Methods: A prospective cohort study design. Included were all patients who underwent enbloc surgical resection of a primary tumor of the spine between January 1994 and November 2003, at the authors’ institution. Tumors were classified using the Ennking and WBB staging systems. All specimens were submitted to a single experienced musculoskeletal pathologist. Surgery was performed by the authors. Surgical approach, specimen margins, complications, adjuvant therapy, neurological status, local recurrence and survival were prospectively collected.

Results: Twenty-six patients (12 males and 14 females) were eligible for the study. Average age was 42 (range 16 to 70). There were 19 malignant tumors and 7 benign. Review by the pathologist revealed that 13 resections were wide, 5 marginal (at dura) and 7 intralesional (2 planned wide, 1 planned marginal). Except in benign lesions intral-esional or marginal margins occurred at dura.

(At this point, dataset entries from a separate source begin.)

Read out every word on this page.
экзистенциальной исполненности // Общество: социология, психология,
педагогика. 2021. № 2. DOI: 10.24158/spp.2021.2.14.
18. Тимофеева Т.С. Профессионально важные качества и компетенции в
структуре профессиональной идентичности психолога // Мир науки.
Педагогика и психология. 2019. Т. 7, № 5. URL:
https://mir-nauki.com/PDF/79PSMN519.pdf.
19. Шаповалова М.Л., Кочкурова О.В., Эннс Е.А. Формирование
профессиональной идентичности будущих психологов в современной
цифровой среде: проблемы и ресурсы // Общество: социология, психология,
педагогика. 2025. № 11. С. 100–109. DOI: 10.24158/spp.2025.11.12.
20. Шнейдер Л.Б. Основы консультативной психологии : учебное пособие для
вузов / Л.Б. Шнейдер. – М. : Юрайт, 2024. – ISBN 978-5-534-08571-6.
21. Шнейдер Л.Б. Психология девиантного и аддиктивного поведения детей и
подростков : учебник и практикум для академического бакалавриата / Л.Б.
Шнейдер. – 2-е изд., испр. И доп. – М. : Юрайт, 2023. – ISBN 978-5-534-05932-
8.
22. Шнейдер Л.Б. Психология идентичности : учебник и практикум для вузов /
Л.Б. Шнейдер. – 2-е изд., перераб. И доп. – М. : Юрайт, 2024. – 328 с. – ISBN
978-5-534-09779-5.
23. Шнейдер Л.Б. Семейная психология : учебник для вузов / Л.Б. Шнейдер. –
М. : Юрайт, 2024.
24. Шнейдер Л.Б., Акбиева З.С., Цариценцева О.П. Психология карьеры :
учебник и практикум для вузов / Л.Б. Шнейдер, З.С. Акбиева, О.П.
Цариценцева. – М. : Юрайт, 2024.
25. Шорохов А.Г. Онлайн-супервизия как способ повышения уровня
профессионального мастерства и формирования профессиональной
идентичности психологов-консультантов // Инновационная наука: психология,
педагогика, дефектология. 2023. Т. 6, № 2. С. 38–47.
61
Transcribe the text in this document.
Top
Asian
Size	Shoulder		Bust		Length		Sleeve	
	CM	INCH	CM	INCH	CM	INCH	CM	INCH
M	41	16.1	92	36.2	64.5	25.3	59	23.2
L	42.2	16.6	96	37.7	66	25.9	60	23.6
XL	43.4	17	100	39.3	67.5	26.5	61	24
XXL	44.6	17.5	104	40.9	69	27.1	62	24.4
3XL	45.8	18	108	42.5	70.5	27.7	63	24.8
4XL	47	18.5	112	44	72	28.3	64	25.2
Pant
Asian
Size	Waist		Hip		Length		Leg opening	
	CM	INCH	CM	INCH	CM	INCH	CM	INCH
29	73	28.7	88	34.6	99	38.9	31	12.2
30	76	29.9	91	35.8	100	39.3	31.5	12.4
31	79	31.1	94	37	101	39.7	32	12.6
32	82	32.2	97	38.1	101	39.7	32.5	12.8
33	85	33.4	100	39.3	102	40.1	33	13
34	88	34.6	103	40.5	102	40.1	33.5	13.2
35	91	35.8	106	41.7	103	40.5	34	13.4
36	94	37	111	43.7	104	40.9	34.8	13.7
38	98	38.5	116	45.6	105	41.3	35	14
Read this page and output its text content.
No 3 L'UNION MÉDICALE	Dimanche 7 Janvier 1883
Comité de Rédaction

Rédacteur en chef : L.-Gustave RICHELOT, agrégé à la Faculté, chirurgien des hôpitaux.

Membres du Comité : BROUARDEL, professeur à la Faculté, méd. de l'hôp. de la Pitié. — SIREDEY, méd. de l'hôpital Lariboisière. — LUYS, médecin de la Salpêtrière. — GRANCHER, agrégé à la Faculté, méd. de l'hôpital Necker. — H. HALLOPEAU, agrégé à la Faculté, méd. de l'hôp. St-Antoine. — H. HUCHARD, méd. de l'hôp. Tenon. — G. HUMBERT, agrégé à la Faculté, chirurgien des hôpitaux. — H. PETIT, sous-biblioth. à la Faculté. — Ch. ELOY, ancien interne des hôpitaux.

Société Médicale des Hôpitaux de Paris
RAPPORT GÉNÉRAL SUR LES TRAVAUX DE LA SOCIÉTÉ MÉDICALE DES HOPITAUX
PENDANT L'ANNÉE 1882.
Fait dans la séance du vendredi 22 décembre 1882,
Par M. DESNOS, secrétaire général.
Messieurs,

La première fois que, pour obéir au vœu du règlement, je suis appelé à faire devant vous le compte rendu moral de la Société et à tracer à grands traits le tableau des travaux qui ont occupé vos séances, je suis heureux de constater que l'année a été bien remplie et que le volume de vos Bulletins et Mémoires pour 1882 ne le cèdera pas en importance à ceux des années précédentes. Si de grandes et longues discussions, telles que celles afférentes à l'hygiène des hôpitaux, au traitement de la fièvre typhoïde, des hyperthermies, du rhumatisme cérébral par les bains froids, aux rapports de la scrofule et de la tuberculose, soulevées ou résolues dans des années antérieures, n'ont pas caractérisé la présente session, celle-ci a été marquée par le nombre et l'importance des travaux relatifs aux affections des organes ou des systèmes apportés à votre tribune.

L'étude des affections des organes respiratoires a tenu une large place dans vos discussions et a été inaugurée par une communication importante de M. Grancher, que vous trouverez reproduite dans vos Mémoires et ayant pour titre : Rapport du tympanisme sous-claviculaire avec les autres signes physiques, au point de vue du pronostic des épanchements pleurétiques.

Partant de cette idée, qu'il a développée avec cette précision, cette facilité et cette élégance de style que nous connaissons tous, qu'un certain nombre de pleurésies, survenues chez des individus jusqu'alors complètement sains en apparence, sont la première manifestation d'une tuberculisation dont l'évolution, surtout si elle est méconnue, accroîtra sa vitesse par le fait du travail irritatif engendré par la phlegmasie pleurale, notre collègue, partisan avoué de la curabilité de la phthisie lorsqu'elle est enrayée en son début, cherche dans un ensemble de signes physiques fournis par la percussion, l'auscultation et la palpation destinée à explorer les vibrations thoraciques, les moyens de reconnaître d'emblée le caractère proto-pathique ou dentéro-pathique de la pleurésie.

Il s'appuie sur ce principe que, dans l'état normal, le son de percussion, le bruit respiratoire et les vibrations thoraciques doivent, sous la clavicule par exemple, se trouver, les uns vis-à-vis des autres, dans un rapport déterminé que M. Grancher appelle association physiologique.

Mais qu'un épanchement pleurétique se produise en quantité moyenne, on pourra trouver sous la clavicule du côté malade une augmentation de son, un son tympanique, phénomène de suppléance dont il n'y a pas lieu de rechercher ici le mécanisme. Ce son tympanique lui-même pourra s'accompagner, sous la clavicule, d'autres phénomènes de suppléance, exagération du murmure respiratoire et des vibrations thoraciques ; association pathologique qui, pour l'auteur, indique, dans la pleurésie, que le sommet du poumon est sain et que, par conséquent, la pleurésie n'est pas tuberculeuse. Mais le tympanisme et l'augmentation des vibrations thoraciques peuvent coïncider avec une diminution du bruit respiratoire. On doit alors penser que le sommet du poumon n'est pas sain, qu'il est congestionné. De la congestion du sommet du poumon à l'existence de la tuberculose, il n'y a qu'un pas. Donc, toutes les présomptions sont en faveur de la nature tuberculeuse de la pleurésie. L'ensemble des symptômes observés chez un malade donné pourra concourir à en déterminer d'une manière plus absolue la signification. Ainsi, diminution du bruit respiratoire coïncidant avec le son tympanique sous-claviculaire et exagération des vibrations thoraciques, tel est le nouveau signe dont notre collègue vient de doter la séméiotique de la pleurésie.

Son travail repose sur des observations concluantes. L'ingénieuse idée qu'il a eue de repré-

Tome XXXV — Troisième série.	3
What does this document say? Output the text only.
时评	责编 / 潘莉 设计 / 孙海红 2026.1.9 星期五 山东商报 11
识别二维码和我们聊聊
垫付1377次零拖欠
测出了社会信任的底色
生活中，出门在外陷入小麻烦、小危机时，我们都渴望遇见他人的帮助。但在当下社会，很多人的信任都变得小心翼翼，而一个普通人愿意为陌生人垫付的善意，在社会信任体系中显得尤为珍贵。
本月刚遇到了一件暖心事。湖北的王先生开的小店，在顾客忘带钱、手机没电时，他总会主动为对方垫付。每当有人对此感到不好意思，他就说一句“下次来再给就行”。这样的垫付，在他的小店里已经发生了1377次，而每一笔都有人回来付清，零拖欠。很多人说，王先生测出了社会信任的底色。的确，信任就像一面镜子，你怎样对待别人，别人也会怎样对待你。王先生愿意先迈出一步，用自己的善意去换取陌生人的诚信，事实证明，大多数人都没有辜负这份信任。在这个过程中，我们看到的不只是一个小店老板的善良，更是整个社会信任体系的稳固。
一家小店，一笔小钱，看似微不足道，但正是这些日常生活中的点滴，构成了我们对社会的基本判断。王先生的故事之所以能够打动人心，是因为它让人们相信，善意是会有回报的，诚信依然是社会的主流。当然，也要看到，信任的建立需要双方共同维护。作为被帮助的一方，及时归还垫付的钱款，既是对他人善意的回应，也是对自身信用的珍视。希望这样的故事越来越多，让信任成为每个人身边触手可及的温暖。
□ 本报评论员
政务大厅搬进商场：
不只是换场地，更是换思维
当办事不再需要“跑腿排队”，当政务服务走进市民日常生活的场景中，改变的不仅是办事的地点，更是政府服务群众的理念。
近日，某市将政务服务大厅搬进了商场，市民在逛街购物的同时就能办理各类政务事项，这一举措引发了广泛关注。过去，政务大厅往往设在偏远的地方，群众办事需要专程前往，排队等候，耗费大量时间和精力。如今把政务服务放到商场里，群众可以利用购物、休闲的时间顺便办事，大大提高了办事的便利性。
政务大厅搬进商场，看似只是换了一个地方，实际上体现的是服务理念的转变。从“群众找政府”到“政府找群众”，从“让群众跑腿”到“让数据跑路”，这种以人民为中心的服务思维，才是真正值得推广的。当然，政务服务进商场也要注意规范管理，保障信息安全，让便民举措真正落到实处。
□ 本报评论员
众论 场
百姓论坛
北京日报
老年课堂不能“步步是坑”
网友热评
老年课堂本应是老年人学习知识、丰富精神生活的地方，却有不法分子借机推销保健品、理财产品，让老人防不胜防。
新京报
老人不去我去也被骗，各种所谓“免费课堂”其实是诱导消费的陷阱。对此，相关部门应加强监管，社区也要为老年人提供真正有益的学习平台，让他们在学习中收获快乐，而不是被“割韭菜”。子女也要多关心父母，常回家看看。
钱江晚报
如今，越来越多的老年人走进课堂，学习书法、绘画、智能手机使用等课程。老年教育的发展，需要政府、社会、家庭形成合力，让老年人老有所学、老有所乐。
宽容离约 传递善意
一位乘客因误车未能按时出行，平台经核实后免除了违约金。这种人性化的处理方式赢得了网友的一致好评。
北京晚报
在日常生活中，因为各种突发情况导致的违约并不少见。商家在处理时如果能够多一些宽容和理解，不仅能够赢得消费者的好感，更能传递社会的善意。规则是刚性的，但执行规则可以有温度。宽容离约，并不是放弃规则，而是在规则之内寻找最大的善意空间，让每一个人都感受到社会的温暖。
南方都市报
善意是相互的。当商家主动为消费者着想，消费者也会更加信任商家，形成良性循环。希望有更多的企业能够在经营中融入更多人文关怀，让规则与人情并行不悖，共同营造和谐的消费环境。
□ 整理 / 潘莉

There are 20 surviving patients with an average follow up of 41.5 months (range 6 to 111 months), 15 of who had malignant tumors. None of these patients have evidence of local recurrence and one has evidence of systemic disease.

The health related quality of life, using the SF-36, shows acceptable morbidity of these procedures (PCS=37.73 ± 11.52, MCS=51.69 ± 9.54).

Conclusions: Principles of wide surgical resection, commonly applied in appendicular oncology, can and should be used for the treatment of primary bone tumors of the spine with anticipated acceptable morbidity and satisfactory survival.